Sep. 17, 2012 (Allthingsforex.com) – Following a couple of busy weeks that have delivered unprecedented open-ended easing commitments by the Fed and the European Central Bank, the week ahead will provide an opportunity to gauge conditions on both sides of the Atlantic as traders focus on notable housing and economic activity reports from the U.S. and the euro-area.

In preparation for the new trading week, here is the outlook for the Top 10 spotlight economic events that will move the markets around the globe.

1.    GBP- U.K. CPI- Consumer Price Index, the main measure of inflation preferred by the Bank of England, Tues., Sep. 18, 4:30 am, ET.

In line with the Bank of England’s forecast, inflationary pressures in the U.K. have been subsiding in recent months and this trend is expected to continue with the consumer price index pulling back to 2.5% y/y in August from 2.6% y/y in July. Lower inflation would not be an obstacle to additional easing by the Bank of England.

2.    EUR- Euro-zone ZEW Economic Sentiment Index, a leading indicator of economic conditions measuring the outlook of financial experts, Tues., Sep. 18, 5:00 am, ET.

The ZEW institute survey is expected to show some improvement in economic outlook with a reading of -16.3 in September compared with -21.2 in the previous month.

3.    JPY- Bank of Japan Monetary Policy Announcement, Wed., Sep. 19, around 12:00 am, ET.

In the aftermath of the “shock and awe” FOMC decision to ease policy indefinitely, the Bank of Japan is a very likely candidate to follow the Fed’s footsteps with another round of quantitative easing. Such expectations should weigh on the Japanese yen. With the economic recovery stalling and with the yen persistently strong, it would not be surprising to see the Japanese central bank hinting a potential intervention in the near future if the “one-sided moves” in the yen continue.

4.    GBP- Bank of England Meeting Minutes, a detailed report of the bank’s latest meeting containing an outlook on economic policy and economic conditions, Wed., Sep. 19, 4:30 am, ET.
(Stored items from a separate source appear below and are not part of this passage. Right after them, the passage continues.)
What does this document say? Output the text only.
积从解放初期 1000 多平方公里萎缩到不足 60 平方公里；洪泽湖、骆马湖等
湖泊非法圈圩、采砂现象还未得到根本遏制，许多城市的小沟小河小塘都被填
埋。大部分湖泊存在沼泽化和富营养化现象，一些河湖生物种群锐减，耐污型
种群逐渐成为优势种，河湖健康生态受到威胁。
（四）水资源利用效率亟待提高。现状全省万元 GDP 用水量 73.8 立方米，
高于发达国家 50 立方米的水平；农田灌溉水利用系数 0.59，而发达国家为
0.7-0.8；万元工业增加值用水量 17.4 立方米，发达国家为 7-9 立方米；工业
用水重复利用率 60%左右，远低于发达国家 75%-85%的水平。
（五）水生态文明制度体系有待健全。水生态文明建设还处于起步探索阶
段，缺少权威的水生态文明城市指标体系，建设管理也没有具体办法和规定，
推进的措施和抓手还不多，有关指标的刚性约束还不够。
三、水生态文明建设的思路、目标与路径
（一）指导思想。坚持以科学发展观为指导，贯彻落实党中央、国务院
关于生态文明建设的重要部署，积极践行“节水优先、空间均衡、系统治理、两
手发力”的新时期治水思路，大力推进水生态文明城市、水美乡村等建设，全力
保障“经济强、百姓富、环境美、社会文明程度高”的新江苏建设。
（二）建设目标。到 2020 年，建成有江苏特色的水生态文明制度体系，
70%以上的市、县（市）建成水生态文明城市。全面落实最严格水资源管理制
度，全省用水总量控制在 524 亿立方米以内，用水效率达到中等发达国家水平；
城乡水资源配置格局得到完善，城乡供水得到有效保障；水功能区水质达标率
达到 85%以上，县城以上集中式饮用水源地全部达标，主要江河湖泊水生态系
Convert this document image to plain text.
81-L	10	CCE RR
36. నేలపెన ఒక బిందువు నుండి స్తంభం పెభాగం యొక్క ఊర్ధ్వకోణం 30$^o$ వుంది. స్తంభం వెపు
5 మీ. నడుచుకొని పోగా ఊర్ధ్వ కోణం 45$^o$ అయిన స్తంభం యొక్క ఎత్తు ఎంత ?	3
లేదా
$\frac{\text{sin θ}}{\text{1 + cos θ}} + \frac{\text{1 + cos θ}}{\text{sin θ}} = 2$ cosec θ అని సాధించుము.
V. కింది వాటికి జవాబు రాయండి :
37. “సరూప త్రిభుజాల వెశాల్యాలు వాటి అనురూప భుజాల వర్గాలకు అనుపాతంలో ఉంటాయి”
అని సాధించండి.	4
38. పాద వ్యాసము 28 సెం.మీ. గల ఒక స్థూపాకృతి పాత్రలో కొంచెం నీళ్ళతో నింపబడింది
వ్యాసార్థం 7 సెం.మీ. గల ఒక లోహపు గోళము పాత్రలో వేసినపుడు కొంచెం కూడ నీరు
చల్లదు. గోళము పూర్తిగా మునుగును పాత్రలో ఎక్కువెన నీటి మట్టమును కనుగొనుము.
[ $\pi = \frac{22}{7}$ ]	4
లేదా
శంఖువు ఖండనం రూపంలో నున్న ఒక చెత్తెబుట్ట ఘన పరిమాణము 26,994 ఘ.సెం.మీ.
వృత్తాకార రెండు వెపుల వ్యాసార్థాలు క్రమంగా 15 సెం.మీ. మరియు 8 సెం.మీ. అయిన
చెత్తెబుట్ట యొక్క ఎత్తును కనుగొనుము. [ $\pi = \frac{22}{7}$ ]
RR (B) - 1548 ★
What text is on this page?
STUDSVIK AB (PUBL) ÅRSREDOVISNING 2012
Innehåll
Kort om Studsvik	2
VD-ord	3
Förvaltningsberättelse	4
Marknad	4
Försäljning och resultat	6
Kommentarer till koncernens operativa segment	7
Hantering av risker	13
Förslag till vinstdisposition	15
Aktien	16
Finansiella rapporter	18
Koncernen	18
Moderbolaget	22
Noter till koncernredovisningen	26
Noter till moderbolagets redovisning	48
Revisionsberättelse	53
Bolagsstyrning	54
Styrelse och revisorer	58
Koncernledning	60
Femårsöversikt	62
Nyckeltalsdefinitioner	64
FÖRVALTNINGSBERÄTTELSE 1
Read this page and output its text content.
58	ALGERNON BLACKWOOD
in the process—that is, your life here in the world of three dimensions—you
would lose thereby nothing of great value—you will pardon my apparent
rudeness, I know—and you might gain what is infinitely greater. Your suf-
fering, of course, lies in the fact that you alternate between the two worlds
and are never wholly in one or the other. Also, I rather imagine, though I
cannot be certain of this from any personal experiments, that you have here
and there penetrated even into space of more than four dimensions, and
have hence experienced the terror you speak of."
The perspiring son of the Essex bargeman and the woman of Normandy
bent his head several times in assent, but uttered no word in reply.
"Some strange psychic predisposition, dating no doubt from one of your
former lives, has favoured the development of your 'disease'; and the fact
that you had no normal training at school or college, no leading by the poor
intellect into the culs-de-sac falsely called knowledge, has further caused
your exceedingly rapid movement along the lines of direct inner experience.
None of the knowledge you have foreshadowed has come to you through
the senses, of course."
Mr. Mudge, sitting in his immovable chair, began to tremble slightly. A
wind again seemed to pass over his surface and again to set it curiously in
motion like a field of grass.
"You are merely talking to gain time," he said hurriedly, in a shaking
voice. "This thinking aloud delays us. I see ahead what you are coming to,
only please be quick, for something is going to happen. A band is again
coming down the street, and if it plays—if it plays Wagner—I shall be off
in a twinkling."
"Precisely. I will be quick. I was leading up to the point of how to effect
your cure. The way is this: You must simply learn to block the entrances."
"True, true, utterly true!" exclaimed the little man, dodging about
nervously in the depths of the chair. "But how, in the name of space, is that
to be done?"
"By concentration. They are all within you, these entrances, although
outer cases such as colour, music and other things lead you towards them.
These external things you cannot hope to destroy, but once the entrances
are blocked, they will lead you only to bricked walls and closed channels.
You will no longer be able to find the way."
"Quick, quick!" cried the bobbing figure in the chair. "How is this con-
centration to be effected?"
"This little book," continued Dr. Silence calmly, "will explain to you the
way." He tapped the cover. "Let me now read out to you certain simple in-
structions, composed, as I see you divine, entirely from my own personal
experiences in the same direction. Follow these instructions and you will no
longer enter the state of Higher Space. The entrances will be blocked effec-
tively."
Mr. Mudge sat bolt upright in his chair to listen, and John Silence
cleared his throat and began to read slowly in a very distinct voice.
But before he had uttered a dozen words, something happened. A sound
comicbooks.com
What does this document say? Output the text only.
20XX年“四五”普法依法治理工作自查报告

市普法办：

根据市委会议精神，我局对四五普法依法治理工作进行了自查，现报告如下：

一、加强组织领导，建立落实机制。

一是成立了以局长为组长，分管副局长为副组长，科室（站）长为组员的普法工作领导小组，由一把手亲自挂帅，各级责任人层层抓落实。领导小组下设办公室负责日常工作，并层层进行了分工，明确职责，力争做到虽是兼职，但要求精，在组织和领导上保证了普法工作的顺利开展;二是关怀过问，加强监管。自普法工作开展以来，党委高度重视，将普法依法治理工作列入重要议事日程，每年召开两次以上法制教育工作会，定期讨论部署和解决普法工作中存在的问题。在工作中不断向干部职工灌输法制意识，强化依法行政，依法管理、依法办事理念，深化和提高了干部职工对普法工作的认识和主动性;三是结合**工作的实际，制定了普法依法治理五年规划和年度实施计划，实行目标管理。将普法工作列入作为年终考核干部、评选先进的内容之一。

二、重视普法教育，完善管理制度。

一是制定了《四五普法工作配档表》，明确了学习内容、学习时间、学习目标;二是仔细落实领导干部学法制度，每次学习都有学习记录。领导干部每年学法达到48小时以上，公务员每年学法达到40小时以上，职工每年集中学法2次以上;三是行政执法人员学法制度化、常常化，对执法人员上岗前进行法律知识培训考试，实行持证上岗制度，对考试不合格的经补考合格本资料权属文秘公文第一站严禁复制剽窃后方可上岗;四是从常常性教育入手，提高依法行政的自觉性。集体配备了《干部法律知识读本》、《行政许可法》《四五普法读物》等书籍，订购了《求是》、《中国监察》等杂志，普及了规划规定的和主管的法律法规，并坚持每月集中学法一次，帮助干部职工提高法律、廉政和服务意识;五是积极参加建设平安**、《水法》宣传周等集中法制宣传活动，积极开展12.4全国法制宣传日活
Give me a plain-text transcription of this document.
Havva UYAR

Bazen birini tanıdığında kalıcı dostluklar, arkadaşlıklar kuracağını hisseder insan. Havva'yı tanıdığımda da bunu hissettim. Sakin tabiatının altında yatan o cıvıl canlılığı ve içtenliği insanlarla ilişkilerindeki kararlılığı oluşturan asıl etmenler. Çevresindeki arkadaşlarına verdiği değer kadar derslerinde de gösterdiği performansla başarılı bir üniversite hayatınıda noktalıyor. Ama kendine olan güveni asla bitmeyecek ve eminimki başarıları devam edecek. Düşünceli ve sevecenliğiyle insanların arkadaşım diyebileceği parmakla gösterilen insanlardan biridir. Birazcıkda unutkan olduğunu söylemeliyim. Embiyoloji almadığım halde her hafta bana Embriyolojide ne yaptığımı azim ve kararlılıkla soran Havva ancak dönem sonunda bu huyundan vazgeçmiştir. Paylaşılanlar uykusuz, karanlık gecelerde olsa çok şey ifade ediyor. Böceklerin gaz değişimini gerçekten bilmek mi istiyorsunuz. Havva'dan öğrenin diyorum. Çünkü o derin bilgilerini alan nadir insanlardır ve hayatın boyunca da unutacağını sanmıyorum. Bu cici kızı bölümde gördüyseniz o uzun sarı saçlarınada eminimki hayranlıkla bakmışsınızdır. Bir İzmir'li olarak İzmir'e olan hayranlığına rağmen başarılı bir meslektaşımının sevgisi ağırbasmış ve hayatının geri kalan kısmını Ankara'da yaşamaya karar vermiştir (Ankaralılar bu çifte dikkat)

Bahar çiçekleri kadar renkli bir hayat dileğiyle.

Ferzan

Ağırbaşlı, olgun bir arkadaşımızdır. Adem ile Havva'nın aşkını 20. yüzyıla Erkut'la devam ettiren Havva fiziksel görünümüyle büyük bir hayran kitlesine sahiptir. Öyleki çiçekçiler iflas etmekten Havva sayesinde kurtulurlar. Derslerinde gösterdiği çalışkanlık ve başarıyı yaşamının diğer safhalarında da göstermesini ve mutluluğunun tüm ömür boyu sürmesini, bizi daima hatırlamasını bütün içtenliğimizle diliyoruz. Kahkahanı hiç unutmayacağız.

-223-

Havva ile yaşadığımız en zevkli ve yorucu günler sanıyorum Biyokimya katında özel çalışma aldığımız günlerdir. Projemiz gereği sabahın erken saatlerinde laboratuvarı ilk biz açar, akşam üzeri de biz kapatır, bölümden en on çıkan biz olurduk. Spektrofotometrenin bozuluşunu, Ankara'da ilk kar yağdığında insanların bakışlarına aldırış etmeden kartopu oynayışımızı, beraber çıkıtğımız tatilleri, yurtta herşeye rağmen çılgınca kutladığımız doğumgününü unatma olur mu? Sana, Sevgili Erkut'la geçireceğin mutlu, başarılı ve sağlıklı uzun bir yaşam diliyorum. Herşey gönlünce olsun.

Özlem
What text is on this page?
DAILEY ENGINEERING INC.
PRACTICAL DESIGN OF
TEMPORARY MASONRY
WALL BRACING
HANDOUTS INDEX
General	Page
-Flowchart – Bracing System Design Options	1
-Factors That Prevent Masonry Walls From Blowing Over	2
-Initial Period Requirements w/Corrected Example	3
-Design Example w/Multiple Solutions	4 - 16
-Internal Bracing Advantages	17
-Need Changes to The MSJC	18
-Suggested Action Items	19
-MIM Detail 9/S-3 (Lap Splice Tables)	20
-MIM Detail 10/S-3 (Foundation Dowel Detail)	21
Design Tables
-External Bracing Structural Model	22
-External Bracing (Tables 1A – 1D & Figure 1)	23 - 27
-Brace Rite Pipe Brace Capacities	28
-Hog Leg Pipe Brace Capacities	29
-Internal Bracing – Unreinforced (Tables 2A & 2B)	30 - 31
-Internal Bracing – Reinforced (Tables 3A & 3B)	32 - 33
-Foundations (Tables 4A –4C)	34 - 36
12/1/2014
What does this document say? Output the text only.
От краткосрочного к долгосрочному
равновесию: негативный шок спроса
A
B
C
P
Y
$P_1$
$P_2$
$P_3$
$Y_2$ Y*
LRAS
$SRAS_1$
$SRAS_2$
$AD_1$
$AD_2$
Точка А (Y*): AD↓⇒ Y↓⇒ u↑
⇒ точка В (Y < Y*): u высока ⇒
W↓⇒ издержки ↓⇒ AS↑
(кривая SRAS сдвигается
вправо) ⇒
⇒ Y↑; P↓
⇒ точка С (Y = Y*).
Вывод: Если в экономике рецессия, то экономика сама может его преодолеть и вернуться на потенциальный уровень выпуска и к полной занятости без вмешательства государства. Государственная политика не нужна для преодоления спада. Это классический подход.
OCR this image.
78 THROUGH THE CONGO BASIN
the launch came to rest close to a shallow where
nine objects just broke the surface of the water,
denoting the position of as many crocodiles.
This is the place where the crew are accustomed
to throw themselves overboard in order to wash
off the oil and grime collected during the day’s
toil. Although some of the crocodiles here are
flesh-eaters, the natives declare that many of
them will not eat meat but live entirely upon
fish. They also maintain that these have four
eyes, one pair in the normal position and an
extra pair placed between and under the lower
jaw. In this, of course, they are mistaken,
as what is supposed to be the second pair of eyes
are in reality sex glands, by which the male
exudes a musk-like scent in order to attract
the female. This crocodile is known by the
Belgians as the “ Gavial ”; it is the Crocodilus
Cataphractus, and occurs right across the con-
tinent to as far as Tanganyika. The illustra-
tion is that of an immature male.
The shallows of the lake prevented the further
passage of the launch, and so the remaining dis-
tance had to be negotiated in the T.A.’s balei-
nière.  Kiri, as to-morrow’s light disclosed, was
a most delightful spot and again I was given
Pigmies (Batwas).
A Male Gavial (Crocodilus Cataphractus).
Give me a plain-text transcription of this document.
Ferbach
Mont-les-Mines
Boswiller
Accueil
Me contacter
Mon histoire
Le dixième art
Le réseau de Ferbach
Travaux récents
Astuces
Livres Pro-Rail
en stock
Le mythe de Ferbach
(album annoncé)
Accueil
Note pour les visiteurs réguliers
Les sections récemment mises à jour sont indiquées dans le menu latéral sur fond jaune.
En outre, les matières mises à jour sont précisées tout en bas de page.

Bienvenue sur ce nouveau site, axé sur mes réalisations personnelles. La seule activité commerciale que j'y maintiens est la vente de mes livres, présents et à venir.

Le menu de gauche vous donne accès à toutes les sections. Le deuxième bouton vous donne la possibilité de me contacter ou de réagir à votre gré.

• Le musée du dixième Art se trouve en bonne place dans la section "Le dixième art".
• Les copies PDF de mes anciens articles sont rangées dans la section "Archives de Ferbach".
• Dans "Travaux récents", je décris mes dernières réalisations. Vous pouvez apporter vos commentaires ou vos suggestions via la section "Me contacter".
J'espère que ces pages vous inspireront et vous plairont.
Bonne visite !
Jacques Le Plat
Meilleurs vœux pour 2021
There was no need for the Bank of England to change monetary policy at their September meeting and the minutes would probably confirm that view. On the other hand, the report would also serve as a reminder that the Monetary Policy Committee is standing ready to expand the size of its Asset Purchases Program if economic conditions deteriorate. The GBP could see pressures mounting if the minutes reveal willingness by the Bank of England to cut rates to supplement its quantitative easing efforts.

5.    USD- U.S. Housing Starts, a leading indicator of housing market activity measuring construction of new residential properties, Wed., Sep. 19, 8:30 am, ET.

The first of the two housing market reports for the week is not expected to show anything spectacular. Housing starts are forecast to register a small increase to 770K in August from 750K in July.

6.    USD- U.S. Existing Home Sales, the main gauge of the condition of the U.S. housing market measuring the number of closed sales of previously constructed homes, condominiums and co-ops, Wed., Sep. 19, 10:00 am, ET.

Although still far from claiming recovery, sales of previously-owned homes are forecast to increase to 4.55 million in August compared with 4.47 million in July.

7.     JPY- Japan Trade Balance of the difference between imports and exports, Wed., Sep. 19, 7:50 pm, ET.

The alarming trend of rising trade deficit is forecast to continue to threaten the Japanese economy with the deficit widening to 809 billion yen in August from 517 billion in the previous month.

8.    EUR- Spain 10-year Bond Auction, Thurs., Sep. 20, around 2:00 am, ET.

Traders will keep an eye on the Spanish government’s sale of its benchmark 10-year bonds in order to find out if investors will demand higher premiums to hold the debt of the troubled nation. Premiums have fallen from record highs, but despite of the improvement in investor sentiment, Spanish 10-year yields climbed back above 6% last week as the government in Spain remains reluctant to ask for financial assistance. Will the market force politicians to take action? Rising borrowing costs and weak demand could put the brakes on the recent euro rally.

9.    EUR- Euro-zone Manufacturing and Services PMI- Purchasing Managers Indexes, two leading indicators of economic conditions measuring activity in the manufacturing and services sectors, Thurs., Sep. 20, 4:00 am, ET.

Despite of the forecasts for a slight improvement, both gauges are expected to spend another month in contraction territory with the manufacturing index at 45.4 in September from 45.1in August and the services index at 47.4 from 47.2 in the previous month.

10.     USD- U.S. Jobless Claims, an important gauge of labor market conditions measuring first-time claims for unemployment benefits, Thurs., Sep. 20, 8:30 am, ET.

After last week’s unexpected spike to 382K, the jobless claims are forecast to pull back to 373K. Only a consistent trend of strength in the U.S. labor market would be able to convince the Fed to halt its plans for unlimited quantitative easing.